Dentro e fuori la regione vinicola, infatti, ogni giorno circolano molte più macchine di quanti siano i residenti e, se non bastasse, la Napa Valley è probabilmente la zona in cui si deroga più spesso alla legge sulla conservazione agraria voluta dallo Stato della California. Deroghe grazie alle quali le cantine hanno il permesso di espandersi senza grandi limitazioni, sfruttando anche le falle normative, per cui una sala degustazioni, spesso e volentieri, viene considerata parte della cantina. Un problema da poco, se preso singolarmente, ma se si moltiplica per gli oltre 500 impianti di produzione (di cui 55 nati dal 2008 ad oggi), si capisce perché, tra la gente, c’è il timore, nell’arco di qualche anno, di diventare come Las Vegas, anche perché, oltre alle aziende, cresce anche il numero delle strutture ricettive, che fanno della Napa Valley, già oggi, una sorta di Disney World per adulti, come l’ha definita il Nobel per l’economia Dan McFadden, che qui ha un piccolo vigneto.

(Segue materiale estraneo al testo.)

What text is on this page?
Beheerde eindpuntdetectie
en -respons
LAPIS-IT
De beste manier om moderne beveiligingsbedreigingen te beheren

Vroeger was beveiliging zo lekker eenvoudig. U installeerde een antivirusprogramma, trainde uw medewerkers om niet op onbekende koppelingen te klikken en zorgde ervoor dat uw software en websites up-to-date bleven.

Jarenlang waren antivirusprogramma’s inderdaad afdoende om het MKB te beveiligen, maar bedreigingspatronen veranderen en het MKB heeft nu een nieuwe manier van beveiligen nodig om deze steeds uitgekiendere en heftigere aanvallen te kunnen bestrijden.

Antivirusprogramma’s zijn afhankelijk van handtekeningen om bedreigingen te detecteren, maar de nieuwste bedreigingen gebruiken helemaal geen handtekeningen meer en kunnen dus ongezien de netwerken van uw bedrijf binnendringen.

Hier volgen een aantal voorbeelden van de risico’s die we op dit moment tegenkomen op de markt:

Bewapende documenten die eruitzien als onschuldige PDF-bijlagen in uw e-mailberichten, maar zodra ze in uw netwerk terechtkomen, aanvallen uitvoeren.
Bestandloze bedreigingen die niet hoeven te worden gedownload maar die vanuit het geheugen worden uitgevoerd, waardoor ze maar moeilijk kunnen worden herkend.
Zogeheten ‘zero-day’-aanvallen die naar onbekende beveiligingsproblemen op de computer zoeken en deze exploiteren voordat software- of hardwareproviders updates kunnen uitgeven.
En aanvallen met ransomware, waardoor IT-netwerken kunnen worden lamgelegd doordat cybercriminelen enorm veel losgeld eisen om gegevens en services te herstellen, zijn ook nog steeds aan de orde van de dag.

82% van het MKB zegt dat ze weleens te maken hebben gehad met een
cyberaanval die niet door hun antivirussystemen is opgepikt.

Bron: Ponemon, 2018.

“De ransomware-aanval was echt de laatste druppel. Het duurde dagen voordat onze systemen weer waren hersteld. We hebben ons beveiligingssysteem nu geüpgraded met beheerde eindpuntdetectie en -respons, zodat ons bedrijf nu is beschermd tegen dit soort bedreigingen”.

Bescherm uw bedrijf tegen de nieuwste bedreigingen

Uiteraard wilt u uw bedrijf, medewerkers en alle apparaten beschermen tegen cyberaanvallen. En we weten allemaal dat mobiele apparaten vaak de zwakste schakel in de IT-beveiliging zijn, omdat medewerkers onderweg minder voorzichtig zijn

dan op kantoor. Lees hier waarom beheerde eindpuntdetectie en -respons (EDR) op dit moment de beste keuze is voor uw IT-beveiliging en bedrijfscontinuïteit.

Il boom, sulla West Coast, è arrivato solo nella seconda metà degli anni ’90, mentre la Winery Definition Ordinance, che regola il settore nella Contea, è del 1990. Ecco perché sarebbe da rivedere, cercando di tutelare non solo un asset strategico per l’economia della Regione, come il vino, ma anche le rivendicazioni di quel 74% di cittadini che vivono d’altro. Ma sarà difficile, nonostante il dibattito pubblico degli ultimi tempi, molto partecipato, e raccontato da diverse testate di settore, fermare una vera e propria valanga. Per i produttori, infatti, la costruzione di un rapporto diretto con la clientela è diventato fondamentale da un punto di vista commerciale, come sottolinea il più rappresentativo dei wine producer di California, Robert Mondavi: “la maggior parte delle cantine, oggi, a differenza di quanto accadeva negli anni ’70 e ’80, non può vivere affidandosi solo alla distribuzione, al contrario, ha bisogno di costruire un rapporto solido con i propri clienti”.
Del resto, la Napa Valley è ancora percepita come un paradiso da chi la visita: il vino e le degustazioni, infatti, secondo un sondaggio del 2012, sono solo al secondo posto tra i motivi di maggior attrazione, dietro alla bellezza paesaggistica, citata dal 37% dei turisti. Una bellezza per la cui tutela, secondo Smith-Madrone, co - proprietario di Stu Smith, “non servono moratorie o leggi, perché la Napa Valley non è un parco nazionale, è fatto di proprietà private, dalle quali ognuno dovrebbe essere libero di arricchirsi come meglio crede”.